There’s a couple irrational assumptions here. The first is that somehow keeping him in his house would push his bank balance into the black and he would be able to pay those outstanding debts; second, that keeping him from his mental health appointments would somehow help make it all better.
If this was the exception to the rule, I wouldn’t even mention it. But there are many cases where the home becomes the cage that exacerbates mental illness. I interviewed a woman from Chicago who helps run a program for largely Black and brown youth who have been involved with the criminal legal system. One of the young people in her program, who had been traumatized by violence in his community, was on electronic monitoring. When it came time for his doctor appointments, the probation officer insisted that he would only permit movement outside the young man’s house if he got a FAXed letter signed by the mental health provider.

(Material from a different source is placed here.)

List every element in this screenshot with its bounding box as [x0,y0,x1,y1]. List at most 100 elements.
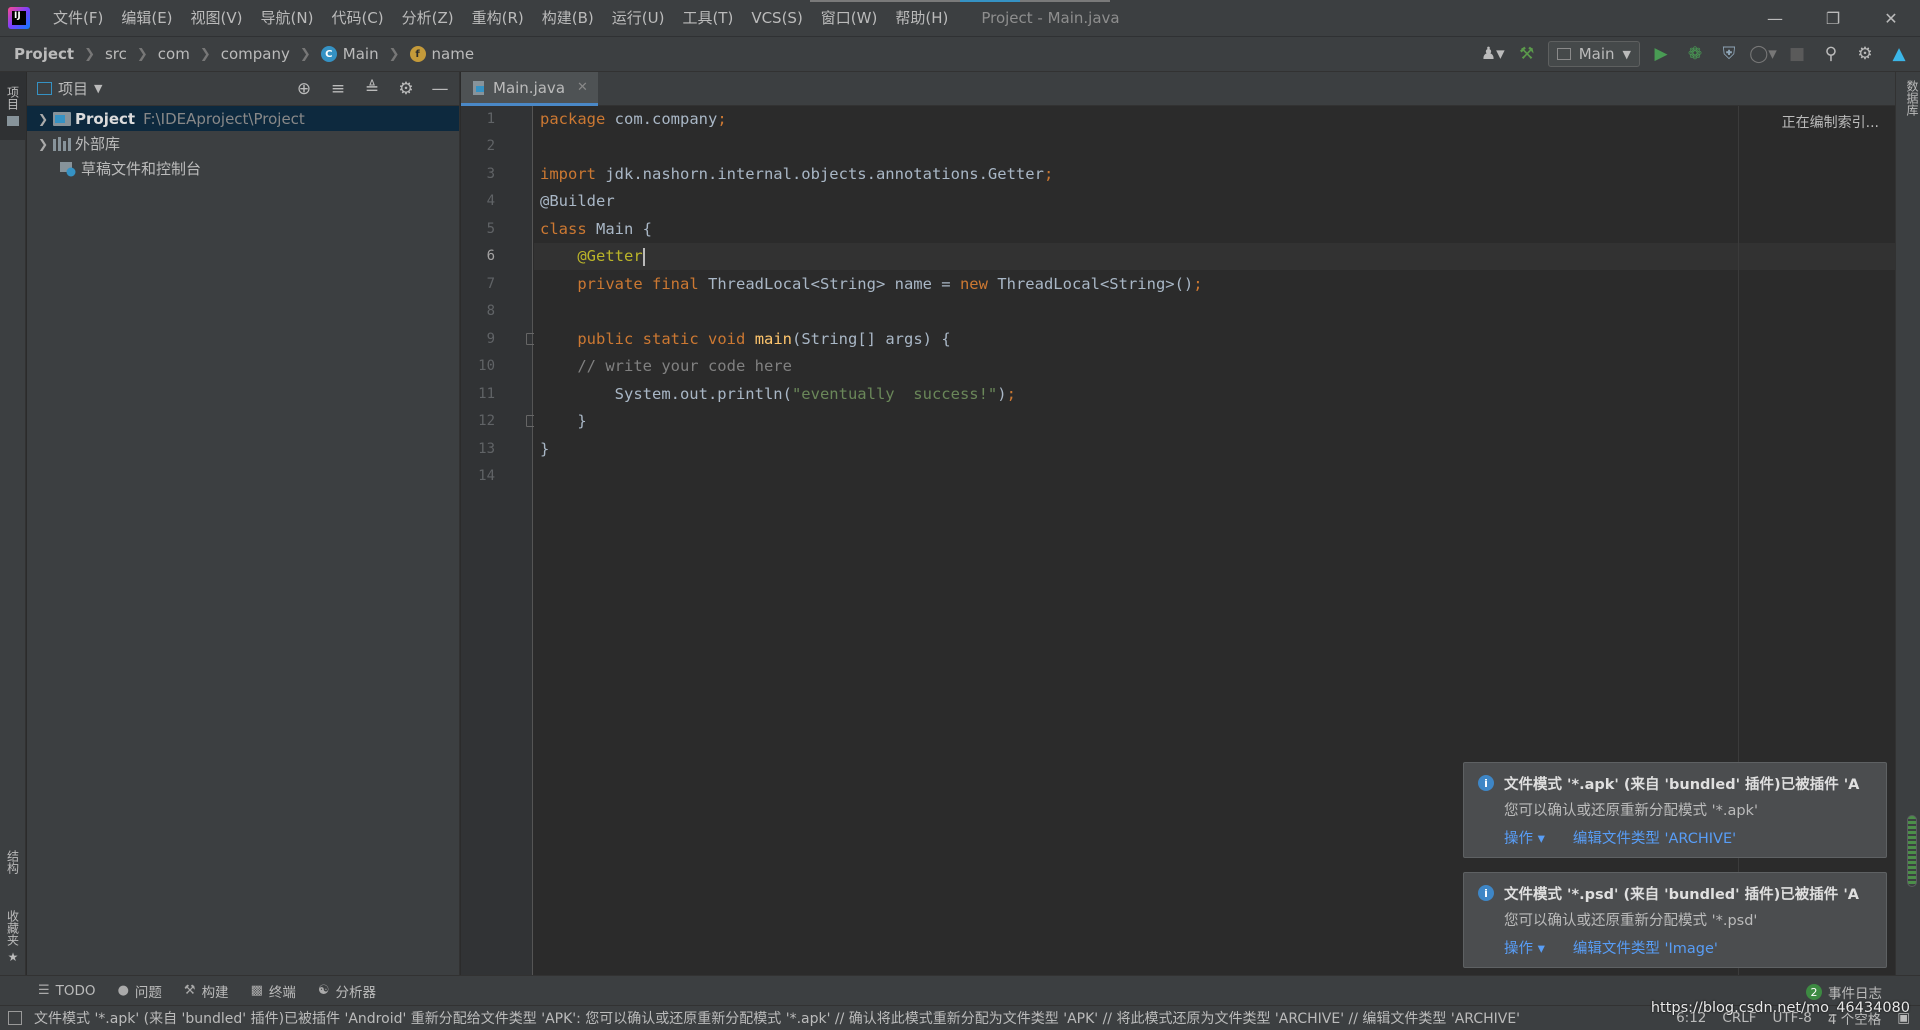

Not surprisingly, the doctor was in no rush to write that letter. In fact, the woman from the program said sometimes it took weeks and many calls to finally secure a letter. Then when she would try to send the FAX, the probation department number was frequently disconnected. When the FAX machine did finally work, she was so afraid of what might happen that she instructed the young man to carry a copy of the letter with him en route to the appointment. She was terrified the police might stop him and arrest him for being out of the house without permission.
There are more problems. A mother of a young man on a monitor in Michigan told us how his house arrest terms required him to answer phone calls to his home landline in the middle of the night ( they still use landlines!). But the medications prescribed for him often put him in a very deep sleep so he couldn’t hear the calls. When his mother answered one of the calls and tried to explain, they reminded her that it wasn’t her parole, it was her son’s. They warned her that a non-reply by her son might mean incarceration.
Understandably, this response threw his mother into a panic. Every time the landline rang she rushed to her son’s bed to wake him up. To top it off, her son kept getting letters threatening to send him back to prison if he didn’t pay off his delinquent electronic monitoring fees of $13 a day. The stress of the EM regime led her to conclude, “It’s my parole…I have to plan my whole life around his schedule.” She was particularly upset that he was even on house arrest given his illness. “How do you help a person stay sane if he has to stay in the house from Friday night to Sunday?”
These examples only scratch the surface of the complexities of dealing with mental health issues while on a monitor. We want to hear more stories from you or your loved ones about facing the challenge of EM with mental illness. Only by getting these stories out can we begin to pressure authorities to stop pretending electronic monitors are an alternative to incarceration when they are an alternative form of incarceration. We need human solutions to human problems not e-carceration.